The showpiece is probably Tosho-Gu a Shinto shrine whose original medieval design was completely rebuilt by an army of 15,000 artisans on the commission of Tokugawa Iemitsu, grandson of Tokugawa Ieyesu, the warlord who took control of Japan and established the shogunate that rules the country for more than 250 years. Taiyuin-Byo is the mausoleum that enshrines Iemitsu and is perhaps the most atmospheric, the steps rising steeply to the main temple in the middle of the forest.

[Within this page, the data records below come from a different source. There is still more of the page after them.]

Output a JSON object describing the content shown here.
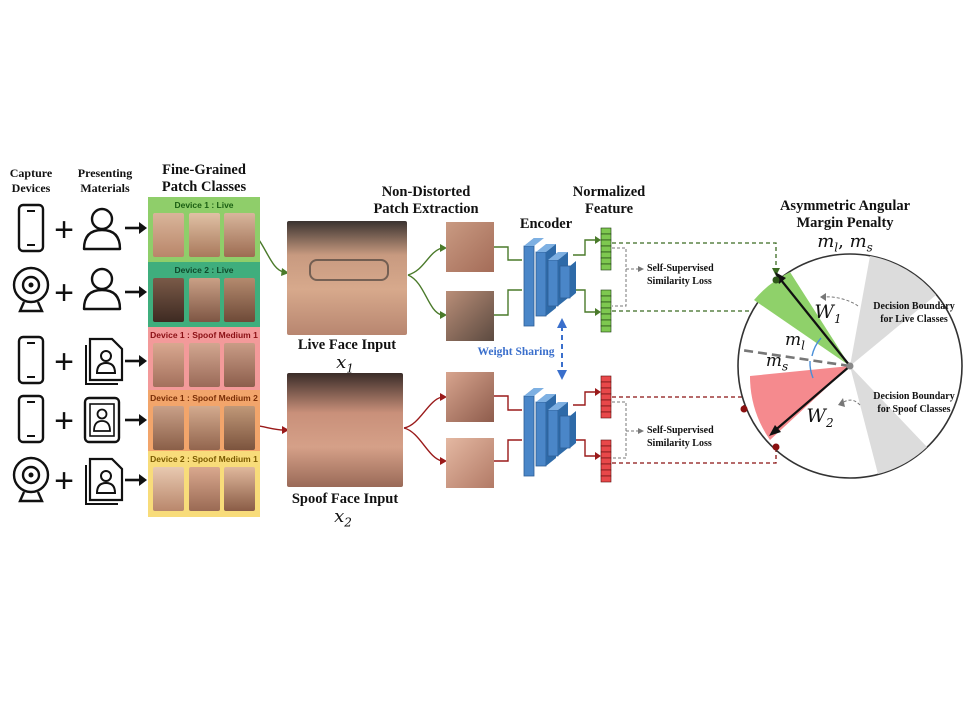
{
  "headers": {
    "capture_devices": [
      "Capture",
      "Devices"
    ],
    "presenting_materials": [
      "Presenting",
      "Materials"
    ],
    "patch_classes": [
      "Fine-Grained",
      "Patch Classes"
    ],
    "patch_extraction": [
      "Non-Distorted",
      "Patch Extraction"
    ],
    "encoder": "Encoder",
    "normalized_feature": [
      "Normalized",
      "Feature"
    ],
    "margin_penalty": [
      "Asymmetric Angular",
      "Margin Penalty"
    ]
  },
  "margin_symbols": {
    "ml": "m",
    "ml_sub": "l",
    "ms": "m",
    "ms_sub": "s",
    "sep": ", "
  },
  "class_boxes": [
    {
      "label": "Device 1 : Live",
      "color": "#8fce6a",
      "text_color": "#1a5e12"
    },
    {
      "label": "Device 2 : Live",
      "color": "#3fae7d",
      "text_color": "#0f4a2c"
    },
    {
      "label": "Device 1 : Spoof Medium 1",
      "color": "#f39a9a",
      "text_color": "#8a0f14"
    },
    {
      "label": "Device 1 : Spoof Medium 2",
      "color": "#f2a56b",
      "text_color": "#7a2e06"
    },
    {
      "label": "Device 2 : Spoof Medium 1",
      "color": "#f8dc7a",
      "text_color": "#7a5a00"
    }
  ],
  "rows": [
    {
      "device": "phone-icon",
      "material": "person-icon"
    },
    {
      "device": "webcam-icon",
      "material": "person-icon"
    },
    {
      "device": "phone-icon",
      "material": "printed-photo-icon"
    },
    {
      "device": "phone-icon",
      "material": "tablet-icon"
    },
    {
      "device": "webcam-icon",
      "material": "printed-photo-icon"
    }
  ],
  "inputs": {
    "live_label": "Live Face Input",
    "live_var": "x",
    "live_sub": "1",
    "spoof_label": "Spoof Face Input",
    "spoof_var": "x",
    "spoof_sub": "2"
  },
  "weight_sharing": "Weight Sharing",
  "similarity_loss": [
    "Self-Supervised",
    "Similarity Loss"
  ],
  "decision_live": [
    "Decision Boundary",
    "for Live Classes"
  ],
  "decision_spoof": [
    "Decision Boundary",
    "for Spoof Classes"
  ],
  "weights": {
    "w1": "W",
    "w1_sub": "1",
    "w2": "W",
    "w2_sub": "2"
  },
  "colors": {
    "live_feature": "#7ec850",
    "spoof_feature": "#e8484a",
    "encoder": "#4a86c8",
    "live_arrow": "#4a7a2a",
    "spoof_arrow": "#9a1a1a",
    "weight_sharing": "#3a6fcc",
    "live_sector": "#8fd16a",
    "spoof_sector": "#f58a8e",
    "boundary_sector": "#dcdcdc"
  }
}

The three monkeys: Hear no evil, Speak no evil, See no evil

We walked back into town and down the hill to view the famous Shin Kyo bridge that crosses the raging torrent below. It soon started to rain and we huddled under a shop awning to stay dry. By now it was becoming obvious why the Japanese carry umbrellas around with them (why didn't anyone tell us it was the rainy season?), but nevertheless we were surprised when a car drew up and a man appeared bearing umbrellas. From what we could tell (or should I say from what Raph could tell), the fellow was saying, "take these and leave them at the station ('eki') where we'll pick them up". All very odd, but we managed to explain (hands on temples), that we were sleeping in Nikko tonight. After some afterthought, he decided that instead of us getting wet, he would take us in his Honda to our place of abode. Eventually (even with his satnav) he got lost and had to phone the hotel (with the aid of my guide book). After backing up and negotiating narrow lanes, we found our destination and left our rain saviour with much bowing and scraping.

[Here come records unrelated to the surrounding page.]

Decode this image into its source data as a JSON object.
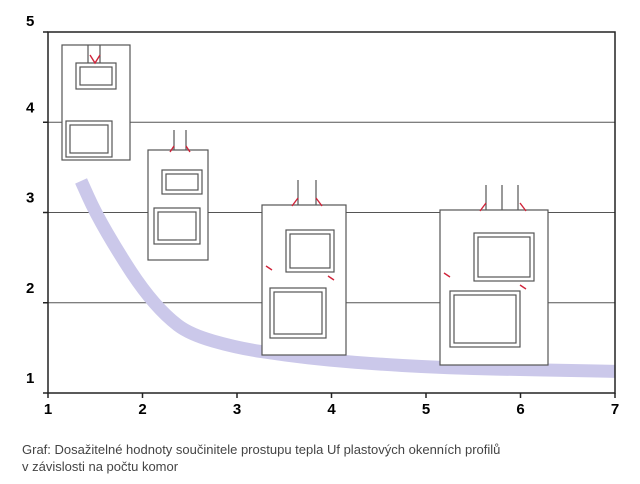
{
  "chart_data": {
    "type": "line",
    "title": "",
    "xlabel": "",
    "ylabel": "",
    "xlim": [
      1,
      7
    ],
    "ylim": [
      1,
      5
    ],
    "x_ticks": [
      "1",
      "2",
      "3",
      "4",
      "5",
      "6",
      "7"
    ],
    "y_ticks": [
      "1",
      "2",
      "3",
      "4",
      "5"
    ],
    "gridlines_y": [
      2,
      3,
      4
    ],
    "series": [
      {
        "x": [
          1.35,
          1.5,
          1.75,
          2.0,
          2.25,
          2.5,
          3.0,
          3.5,
          4.0,
          4.5,
          5.0,
          5.5,
          6.0,
          6.5,
          7.0
        ],
        "y": [
          3.35,
          3.0,
          2.55,
          2.15,
          1.85,
          1.65,
          1.5,
          1.42,
          1.36,
          1.32,
          1.29,
          1.27,
          1.26,
          1.25,
          1.24
        ]
      }
    ],
    "series_color": "#cbc8ea",
    "profiles_drawn": 4
  },
  "caption": {
    "line1": "Graf: Dosažitelné hodnoty součinitele prostupu tepla Uf plastových okenních profilů",
    "line2": "v závislosti na počtu komor"
  }
}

The Shin-Kyo bridge: the darkness says it all

The woman on reception told us that her husband had had to go to Tokyo, so no dinner would be served in the hotel, instead she recommended a Japanese noodle place back up the hill. So, after some brief downtime, we braved the elements (by now it was raining even more heavily) and headed up to try out noodles.
It was like walking into someone's back parlour, there were just three tables and the place was just so cluttered, if it weren't for the condiments on the table there was nothing to suggest it was an eatery. We were met by two old biddies who beckoned us in with the lure of "home-made" noodles, pointing to the photograph of the menu they had in mind for us. When food was eventually served (don't forget, the noodles were home-made), the presentation was impeccable and the food was equally good. However, one of the old girls, who - don't get me wrong - could have been taken straight out of the Nikko old age people's home, insisted on watching us eat and standing over the table. Not good when you've only been in Japan 3 days and you're still learning the chopsticks. Good meal all in all, but we were quite glad to leave after paying our 2400 yen.


Waiting for noodles

The heavens had truly opened when we made our way back at 7.30 and even though we had umbrellas from the hotel, we were still fairly soaked. Time for an onsen. Now an onsen is a hot water bath, which is normally geo-thermal in origin, but most hotels now incorporate a hot-water bath as part of their service. 15 minutes in a hot tub followed by an Asahi Dry after a long day's adventure takes some beating.